Tuesday, January 27, 2015

Strength of Schedule & Adjusted Statistics (Part 1)

The usual method of predicting games is to look at a team's past performance -- usually expressed as a statistical value such as "winning percentage" -- and use that to estimate future performance.  But this approach is problematic, because all statistics are not made the same.  In the case of winning percentage, two teams with a winning percentage of 84% are not necessarily equivalent.  Louisville's 16-3 record, with losses to #1 Kentucky, #4 Duke and #18 UNC is not the same as Dayton's 16-3 record with losses to #17 Connecticut, Arkansas and Davidson.

This problem arises because college basketball is a case of incomplete pairwise comparison.  If every team played every other team twenty times, by the end of the (admittedly long) season, winning percentage would be a pretty good measure of team strength.  But that's never going to happen, so we need other ways to compensate for this weakness.  One of the simplest is to calculate a "Strength of Schedule" and use that to interpret the statistic.

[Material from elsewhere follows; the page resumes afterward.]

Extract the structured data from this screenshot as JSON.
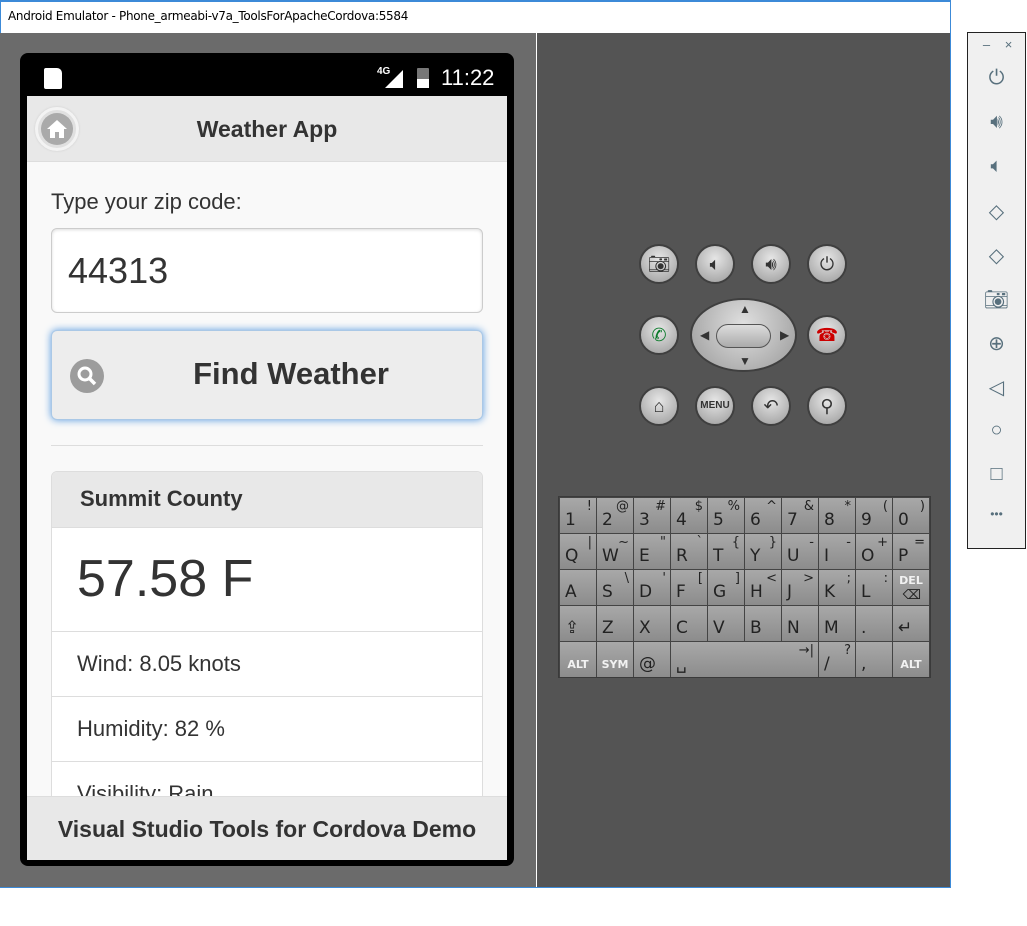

In its simplest form, Strength of Schedule (SoS) is calculated as the average of all a team's opponents in the same statistic.  So if we were looking at "winning percentage" SoS would be calculated by averaging the winning percentage of all of a team's opponents.  So Louisville might have a SoS of .57 (meaning its opponents has overall won 54% of their games) while Dayton had a SoS of .51 (meaning its opponents had only won 51% of their games).  In light of this, we could then say that Louisville's 84% winning percentage is better than Dayton's 84% winning percentage.

There are several shortcomings with this definition of SoS.

First, it doesn't always make sense to measure Strength of Schedule using the same statistic.  For example, suppose we're looking at "3 Pt Shooting Percentage".  In this case, SoS would tell us how well our opponents shot the three-pointer.  That doesn't make a lot of sense.  How well our opponent shot the three doesn't affect how well we shot the three.  In this case, we really want to know how well our opponent's opponents shot the three (if you can follow that thought).  The simplistic form of SoS only makes sense for symmetric statistics -- where a plus for one team is automatically a minus for the other team -- such as winning percentage, where a win for you necessarily means a loss for the other team.

Even for symmetric statistics, there are problems with this view of SoS.  One is that we've only pushed off the problem one level by looking at a team's opponents.  To return to the previous example, Louisville's opponents seem better because they have better records than Dayton's opponents.  But maybe that's just because Louisville's opponents themselves played weak teams. This is the problem that RPI tries to address by looking at opponents and opponents' opponents.  Two layers is pretty good, and RPI is a much better metric than straight Winning Percentage.  Of course, you can take it deeper.

In general, many of the more sophisticated rating systems (e.g., Massey) can be viewed as different  approaches to extending Strength of Schedule as deep as possible.  I'm not sure there's a "right" answer to measuring Strength of Schedule, but it seems clear that the general idea -- to adjust or interpret statistics based upon a team's opponents -- is valuable.